= Aisha Abdurrahman Bewley =

American writer and translator

Aisha Abdurrahman Bewley (born 1948) is a Muslim author and translator of many classical Islamic books. The WorldCat union catalog lists her as author or translator for "73 works in 172 publications in 3 languages and 855 library holdings". She and her husband accepted Islam very early on and now have collaborated on an English translation of the Qur'an.

==Life==
She was born in 1948 in the United States, received a BA in French and an MA in Near Eastern Languages from the University of California, Berkeley and attended the American University in Cairo on a fellowship. She converted to Islam in 1968. She is married to Shaykh Abdalhaqq Bewley, who is often co-translator of her books, and is the father of her three children.

==Selected works==

===Translations===
- (tr.) The Darqawi Way: Letters of Mawlay al-Darqawi by Muhammad al-Arabi al-Darqawi. Norwich: Diwan Press, 1981.
- (tr.) Al-Muwatta of Imam Malik ibn Anas: The First Formulation of Islamic Law by Malik ibn Anas.

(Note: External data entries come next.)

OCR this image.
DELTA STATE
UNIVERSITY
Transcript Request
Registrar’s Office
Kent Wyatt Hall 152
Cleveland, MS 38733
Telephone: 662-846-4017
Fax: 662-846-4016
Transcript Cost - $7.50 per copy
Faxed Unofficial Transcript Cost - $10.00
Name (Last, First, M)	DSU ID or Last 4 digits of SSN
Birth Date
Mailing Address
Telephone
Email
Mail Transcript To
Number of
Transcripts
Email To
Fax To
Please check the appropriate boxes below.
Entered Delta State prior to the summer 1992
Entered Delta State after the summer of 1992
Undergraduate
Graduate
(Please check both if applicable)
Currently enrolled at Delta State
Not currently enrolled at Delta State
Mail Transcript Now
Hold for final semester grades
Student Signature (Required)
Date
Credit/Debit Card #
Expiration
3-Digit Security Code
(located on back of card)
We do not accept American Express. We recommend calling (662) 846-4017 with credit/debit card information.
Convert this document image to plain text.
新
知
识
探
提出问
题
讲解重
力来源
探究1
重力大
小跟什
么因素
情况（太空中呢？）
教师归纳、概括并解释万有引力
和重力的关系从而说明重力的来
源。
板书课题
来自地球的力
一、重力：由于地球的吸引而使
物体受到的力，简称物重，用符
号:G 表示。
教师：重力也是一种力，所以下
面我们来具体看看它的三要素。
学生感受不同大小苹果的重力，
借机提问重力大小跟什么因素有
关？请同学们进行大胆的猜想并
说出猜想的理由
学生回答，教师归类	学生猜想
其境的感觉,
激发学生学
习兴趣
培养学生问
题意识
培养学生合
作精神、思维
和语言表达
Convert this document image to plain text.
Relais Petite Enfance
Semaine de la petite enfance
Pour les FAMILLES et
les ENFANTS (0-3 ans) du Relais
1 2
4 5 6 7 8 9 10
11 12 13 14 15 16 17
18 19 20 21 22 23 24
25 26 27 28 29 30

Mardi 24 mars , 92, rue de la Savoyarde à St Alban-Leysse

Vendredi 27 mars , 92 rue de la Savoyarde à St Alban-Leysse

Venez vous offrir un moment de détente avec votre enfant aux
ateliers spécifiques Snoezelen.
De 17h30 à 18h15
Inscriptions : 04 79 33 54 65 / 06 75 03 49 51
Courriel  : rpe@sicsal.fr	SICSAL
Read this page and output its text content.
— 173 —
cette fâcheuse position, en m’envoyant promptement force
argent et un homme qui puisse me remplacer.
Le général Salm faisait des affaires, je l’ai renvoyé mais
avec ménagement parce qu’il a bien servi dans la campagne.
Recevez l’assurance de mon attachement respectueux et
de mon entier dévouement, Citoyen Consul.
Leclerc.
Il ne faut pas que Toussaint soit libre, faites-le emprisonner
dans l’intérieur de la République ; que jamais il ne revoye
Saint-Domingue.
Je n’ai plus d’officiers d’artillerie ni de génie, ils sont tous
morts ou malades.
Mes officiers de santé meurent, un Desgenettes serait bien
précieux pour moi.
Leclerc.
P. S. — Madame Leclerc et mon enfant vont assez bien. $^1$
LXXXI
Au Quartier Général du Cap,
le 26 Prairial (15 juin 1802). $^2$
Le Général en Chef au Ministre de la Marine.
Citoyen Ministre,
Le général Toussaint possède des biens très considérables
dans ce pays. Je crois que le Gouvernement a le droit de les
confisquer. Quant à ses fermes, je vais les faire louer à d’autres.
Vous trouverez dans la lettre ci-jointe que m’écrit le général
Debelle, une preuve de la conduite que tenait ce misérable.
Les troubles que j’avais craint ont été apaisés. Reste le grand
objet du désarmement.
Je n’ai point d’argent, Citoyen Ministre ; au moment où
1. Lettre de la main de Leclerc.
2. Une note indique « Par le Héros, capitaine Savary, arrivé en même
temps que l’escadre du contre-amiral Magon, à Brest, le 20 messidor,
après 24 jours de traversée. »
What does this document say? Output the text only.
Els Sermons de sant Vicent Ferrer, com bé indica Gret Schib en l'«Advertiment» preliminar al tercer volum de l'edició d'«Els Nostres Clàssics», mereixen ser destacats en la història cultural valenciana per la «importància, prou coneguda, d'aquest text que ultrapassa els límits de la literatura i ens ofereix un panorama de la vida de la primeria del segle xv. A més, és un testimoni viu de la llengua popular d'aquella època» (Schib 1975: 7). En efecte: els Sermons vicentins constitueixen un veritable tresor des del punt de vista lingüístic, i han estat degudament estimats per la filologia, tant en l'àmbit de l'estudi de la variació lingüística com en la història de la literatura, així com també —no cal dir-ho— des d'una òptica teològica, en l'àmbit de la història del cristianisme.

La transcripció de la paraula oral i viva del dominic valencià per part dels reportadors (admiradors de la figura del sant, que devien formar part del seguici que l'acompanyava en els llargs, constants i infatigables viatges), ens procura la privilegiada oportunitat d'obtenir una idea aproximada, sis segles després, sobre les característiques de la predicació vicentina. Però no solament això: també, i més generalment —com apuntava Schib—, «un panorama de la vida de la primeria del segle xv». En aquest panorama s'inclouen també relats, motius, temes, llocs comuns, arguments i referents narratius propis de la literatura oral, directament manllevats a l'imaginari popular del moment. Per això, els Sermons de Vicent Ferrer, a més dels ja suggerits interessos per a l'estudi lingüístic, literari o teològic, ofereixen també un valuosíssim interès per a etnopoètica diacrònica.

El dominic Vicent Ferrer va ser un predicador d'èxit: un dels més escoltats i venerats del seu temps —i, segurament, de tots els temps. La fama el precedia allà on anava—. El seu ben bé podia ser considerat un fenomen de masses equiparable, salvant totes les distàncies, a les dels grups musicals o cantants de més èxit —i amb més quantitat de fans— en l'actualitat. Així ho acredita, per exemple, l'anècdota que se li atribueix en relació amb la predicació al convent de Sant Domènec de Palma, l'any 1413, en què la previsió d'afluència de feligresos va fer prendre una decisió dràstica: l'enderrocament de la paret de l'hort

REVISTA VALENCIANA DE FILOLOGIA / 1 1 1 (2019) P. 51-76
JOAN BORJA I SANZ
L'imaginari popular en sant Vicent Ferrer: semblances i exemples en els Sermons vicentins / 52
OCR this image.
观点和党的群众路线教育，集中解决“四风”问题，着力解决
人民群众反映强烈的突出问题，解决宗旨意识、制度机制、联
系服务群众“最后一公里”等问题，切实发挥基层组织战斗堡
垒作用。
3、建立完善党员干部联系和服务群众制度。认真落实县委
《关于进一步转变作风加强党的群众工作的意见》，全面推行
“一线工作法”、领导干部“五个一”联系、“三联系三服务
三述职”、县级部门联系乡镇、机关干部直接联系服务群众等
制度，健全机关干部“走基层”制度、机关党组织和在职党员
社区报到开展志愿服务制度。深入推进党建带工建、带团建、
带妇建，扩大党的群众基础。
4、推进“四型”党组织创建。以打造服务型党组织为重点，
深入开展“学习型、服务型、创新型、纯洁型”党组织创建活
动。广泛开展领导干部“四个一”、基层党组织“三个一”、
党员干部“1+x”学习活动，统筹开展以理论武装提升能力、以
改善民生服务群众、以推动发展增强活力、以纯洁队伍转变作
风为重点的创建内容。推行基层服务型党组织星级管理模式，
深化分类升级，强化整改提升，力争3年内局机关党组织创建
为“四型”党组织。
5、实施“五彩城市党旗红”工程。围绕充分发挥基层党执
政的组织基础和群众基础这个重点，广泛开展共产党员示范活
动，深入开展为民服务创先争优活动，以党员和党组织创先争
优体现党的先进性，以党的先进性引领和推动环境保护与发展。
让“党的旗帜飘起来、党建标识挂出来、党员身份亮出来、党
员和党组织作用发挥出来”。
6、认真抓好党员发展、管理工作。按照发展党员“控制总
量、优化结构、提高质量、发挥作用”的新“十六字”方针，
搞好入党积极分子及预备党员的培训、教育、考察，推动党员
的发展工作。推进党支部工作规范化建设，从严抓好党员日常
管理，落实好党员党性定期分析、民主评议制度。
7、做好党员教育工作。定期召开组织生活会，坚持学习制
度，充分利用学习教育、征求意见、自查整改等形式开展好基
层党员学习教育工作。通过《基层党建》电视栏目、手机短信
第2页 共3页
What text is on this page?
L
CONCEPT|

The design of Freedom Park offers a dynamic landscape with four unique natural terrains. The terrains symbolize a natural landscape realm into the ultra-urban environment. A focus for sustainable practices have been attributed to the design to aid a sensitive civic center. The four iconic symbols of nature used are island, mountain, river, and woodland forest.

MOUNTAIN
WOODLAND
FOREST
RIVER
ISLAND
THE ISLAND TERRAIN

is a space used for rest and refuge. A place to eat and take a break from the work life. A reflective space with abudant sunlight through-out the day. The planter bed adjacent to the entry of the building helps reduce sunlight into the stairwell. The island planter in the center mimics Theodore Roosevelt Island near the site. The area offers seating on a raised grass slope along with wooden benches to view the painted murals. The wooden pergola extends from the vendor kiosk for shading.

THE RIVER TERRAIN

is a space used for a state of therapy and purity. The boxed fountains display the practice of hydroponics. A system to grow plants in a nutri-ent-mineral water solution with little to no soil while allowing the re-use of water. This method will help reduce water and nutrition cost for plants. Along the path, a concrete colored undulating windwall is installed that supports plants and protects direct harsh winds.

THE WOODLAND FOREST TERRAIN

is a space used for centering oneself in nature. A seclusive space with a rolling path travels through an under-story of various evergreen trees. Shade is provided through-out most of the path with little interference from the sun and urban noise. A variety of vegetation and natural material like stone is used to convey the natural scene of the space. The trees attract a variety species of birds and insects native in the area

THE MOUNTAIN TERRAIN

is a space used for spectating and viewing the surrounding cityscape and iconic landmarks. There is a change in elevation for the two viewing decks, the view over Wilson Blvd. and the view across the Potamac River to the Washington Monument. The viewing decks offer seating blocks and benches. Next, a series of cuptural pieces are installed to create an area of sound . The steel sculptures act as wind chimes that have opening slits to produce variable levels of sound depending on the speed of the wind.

London & New York: Kegan Paul International, 1989.
- (tr. with Abdalhaqq Bewley) The noble Qurʼan: a new rendering of its meaning in English. Norwich: Diwan Press, 1999.
- The Madinan Way: the soundness of the basic premises of the School of the People of Madina by Ibn Taymiyyah. 2000.
- (tr.) Ibn al-Arabi on the mysteries of bearing witness to the oneness of God and prophethood of Muhammad by Ibn Arabi. 2002.
- (tr.) Tafsir al-Qurtubi: classical commentary of the Holy Qurʼan by Al-Qurtubi. 2003.

===Other works===
- (with Abdalhaqq Bewley and Ahmad Thomson) The Islamic will: a practical guide to being prepared for death and writing your will according to the Shariʻa of Islam and English law. London : Dar Al Taqwa, 1995.
- A glossary of Islamic terms. 1998.
- Islam: the empowering of women. 1999.
- Muslim women: a biographical dictionary. 2004.